Pakistan Peoples Party (PPP) Chairman Bilawal Bhutto-Zardari has once again challenged Pakistan Tehreek-e-Insaf (PTI) chief Imran Khan to contest the upcoming general election from a Karachi constituency against him.
Speaking to reporters in Karachi on Wednesday, he said the residents of the city would not support those who facilitate terrorists and give an exemplary defeat to the ‘terrorist party’, Express News reported.
“As I’ve done before, I challenge Imran Khan to contest elections from Karachi. Please come to Karachi and contest election… people of this city will give you an exemplary defeat… we reject facilitators of terrorists,” he said.
The PPP chairman said that Imran’s politics was the ‘politics of hatred’ and “we don’t want another Altaf Hussain.”
Bilawal reiterated his mother’s words that “democracy is the best revenge” and vowed to avenge the sacrifices of all the martyred party workers by inflicting an exemplary defeat to the ‘terrorist party’ from across Karachi.
He said the party will bring back Karachi's lost lights if elected to power in the upcoming national elections.

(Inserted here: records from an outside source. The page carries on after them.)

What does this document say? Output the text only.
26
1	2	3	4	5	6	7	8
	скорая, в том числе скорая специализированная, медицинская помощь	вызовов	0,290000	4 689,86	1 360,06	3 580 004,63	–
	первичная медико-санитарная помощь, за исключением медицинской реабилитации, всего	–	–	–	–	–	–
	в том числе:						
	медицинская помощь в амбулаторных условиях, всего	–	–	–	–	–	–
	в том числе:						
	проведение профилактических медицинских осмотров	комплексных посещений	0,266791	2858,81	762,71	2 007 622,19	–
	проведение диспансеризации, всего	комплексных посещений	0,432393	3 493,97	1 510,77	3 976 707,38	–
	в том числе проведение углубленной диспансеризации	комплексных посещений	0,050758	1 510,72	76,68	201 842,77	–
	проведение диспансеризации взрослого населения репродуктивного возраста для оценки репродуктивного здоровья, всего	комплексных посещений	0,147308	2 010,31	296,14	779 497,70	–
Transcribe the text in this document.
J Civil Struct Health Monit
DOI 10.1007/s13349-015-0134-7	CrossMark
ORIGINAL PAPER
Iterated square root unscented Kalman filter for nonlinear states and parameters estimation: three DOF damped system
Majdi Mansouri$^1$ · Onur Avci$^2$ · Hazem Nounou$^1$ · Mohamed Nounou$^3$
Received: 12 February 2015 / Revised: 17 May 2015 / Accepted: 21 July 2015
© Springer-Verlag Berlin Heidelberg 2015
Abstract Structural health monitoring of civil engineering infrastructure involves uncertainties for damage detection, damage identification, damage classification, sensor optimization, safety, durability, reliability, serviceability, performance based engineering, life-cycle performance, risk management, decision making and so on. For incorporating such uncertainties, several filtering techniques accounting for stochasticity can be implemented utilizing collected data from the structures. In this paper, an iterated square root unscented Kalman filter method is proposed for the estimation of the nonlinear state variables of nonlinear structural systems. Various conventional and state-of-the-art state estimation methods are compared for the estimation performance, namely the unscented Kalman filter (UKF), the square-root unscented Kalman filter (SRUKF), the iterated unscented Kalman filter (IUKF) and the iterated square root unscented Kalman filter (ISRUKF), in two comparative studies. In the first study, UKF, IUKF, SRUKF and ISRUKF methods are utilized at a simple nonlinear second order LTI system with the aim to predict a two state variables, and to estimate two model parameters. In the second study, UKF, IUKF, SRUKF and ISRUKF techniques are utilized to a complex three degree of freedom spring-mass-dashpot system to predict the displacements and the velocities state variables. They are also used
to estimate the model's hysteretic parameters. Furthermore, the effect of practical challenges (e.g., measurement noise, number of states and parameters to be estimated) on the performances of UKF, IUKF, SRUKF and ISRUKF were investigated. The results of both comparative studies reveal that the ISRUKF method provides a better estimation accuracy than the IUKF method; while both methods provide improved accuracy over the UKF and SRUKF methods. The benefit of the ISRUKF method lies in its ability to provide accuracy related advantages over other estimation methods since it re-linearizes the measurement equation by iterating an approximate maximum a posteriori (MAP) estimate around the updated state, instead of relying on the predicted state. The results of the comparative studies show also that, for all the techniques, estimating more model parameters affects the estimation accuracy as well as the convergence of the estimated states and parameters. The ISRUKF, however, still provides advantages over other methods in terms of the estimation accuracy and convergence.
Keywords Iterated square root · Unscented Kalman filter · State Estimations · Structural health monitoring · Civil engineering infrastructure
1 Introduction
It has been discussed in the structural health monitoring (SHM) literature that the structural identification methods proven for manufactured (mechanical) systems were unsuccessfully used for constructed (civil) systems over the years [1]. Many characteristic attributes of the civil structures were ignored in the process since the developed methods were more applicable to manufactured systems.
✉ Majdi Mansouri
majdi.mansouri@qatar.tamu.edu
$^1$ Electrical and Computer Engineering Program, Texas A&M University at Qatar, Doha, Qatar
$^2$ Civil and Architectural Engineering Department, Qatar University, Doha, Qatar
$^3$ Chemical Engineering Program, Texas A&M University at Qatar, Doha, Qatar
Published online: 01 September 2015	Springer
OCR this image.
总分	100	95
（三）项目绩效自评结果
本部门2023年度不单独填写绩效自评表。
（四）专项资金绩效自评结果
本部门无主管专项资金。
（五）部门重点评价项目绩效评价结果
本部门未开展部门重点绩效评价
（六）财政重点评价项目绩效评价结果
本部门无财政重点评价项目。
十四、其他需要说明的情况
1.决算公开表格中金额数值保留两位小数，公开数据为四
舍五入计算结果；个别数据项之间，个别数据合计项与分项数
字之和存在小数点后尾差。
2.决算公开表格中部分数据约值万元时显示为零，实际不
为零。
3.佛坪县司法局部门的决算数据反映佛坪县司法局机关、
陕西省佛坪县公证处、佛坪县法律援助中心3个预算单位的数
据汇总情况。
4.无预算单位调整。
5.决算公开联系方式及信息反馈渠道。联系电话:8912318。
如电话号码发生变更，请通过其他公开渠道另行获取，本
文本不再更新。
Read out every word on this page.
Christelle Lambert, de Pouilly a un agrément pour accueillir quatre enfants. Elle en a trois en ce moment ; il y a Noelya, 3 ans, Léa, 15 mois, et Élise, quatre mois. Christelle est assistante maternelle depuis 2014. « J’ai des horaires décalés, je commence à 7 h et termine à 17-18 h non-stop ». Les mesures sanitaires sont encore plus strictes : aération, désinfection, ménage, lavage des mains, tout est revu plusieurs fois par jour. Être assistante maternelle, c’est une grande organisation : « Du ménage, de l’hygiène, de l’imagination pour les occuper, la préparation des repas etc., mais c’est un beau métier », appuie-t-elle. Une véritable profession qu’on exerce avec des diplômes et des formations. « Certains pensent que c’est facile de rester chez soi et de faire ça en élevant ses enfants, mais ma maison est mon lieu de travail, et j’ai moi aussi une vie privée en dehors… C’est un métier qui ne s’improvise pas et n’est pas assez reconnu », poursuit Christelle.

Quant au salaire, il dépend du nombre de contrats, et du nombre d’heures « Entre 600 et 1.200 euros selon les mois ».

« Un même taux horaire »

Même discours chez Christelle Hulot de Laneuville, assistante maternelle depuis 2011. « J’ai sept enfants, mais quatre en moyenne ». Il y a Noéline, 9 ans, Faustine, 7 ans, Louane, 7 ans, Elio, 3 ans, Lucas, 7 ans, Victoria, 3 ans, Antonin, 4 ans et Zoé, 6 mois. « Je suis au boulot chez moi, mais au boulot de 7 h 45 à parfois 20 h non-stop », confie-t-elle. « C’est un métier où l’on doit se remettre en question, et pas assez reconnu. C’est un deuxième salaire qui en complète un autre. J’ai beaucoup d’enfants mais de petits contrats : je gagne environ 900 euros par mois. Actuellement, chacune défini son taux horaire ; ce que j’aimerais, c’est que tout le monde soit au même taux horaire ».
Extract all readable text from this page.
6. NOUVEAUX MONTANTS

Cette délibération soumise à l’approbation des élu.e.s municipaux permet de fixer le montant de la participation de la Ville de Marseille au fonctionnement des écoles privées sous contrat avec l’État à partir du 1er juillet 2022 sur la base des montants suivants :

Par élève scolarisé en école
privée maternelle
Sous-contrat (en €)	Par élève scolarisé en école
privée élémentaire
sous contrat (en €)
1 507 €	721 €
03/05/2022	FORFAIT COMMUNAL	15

PPP to have its chairman in Senate, says Bilawal
Commenting over ongoing war of words between deposed prime minister Nawaz Sharif and judges of the superior judiciary, Bilawal said his party did to want institutional clashes. “We don’t want this clash as it’s not in democracy’s favour and it shouldn’t happen,” he added.
Across the board accountability has always been the PPP’s policy, said Bilawal, adding that he had also held a press conference after the Panama Papers verdict in this regard.
However, reforms could only happen if all stakeholders are on board, said the PPP chairman, adding that if the Pakistan Muslim League-Nawaz (PML-N) gets a bill passed in this regard that would undermine parliament.
Dismissing the allegations of horse trading against the party leadership once again, the PPP chairman said, “We negotiate through ideology and not money.”
He said the party was in contact with other opposition parties to get its own chairman elected in Senate.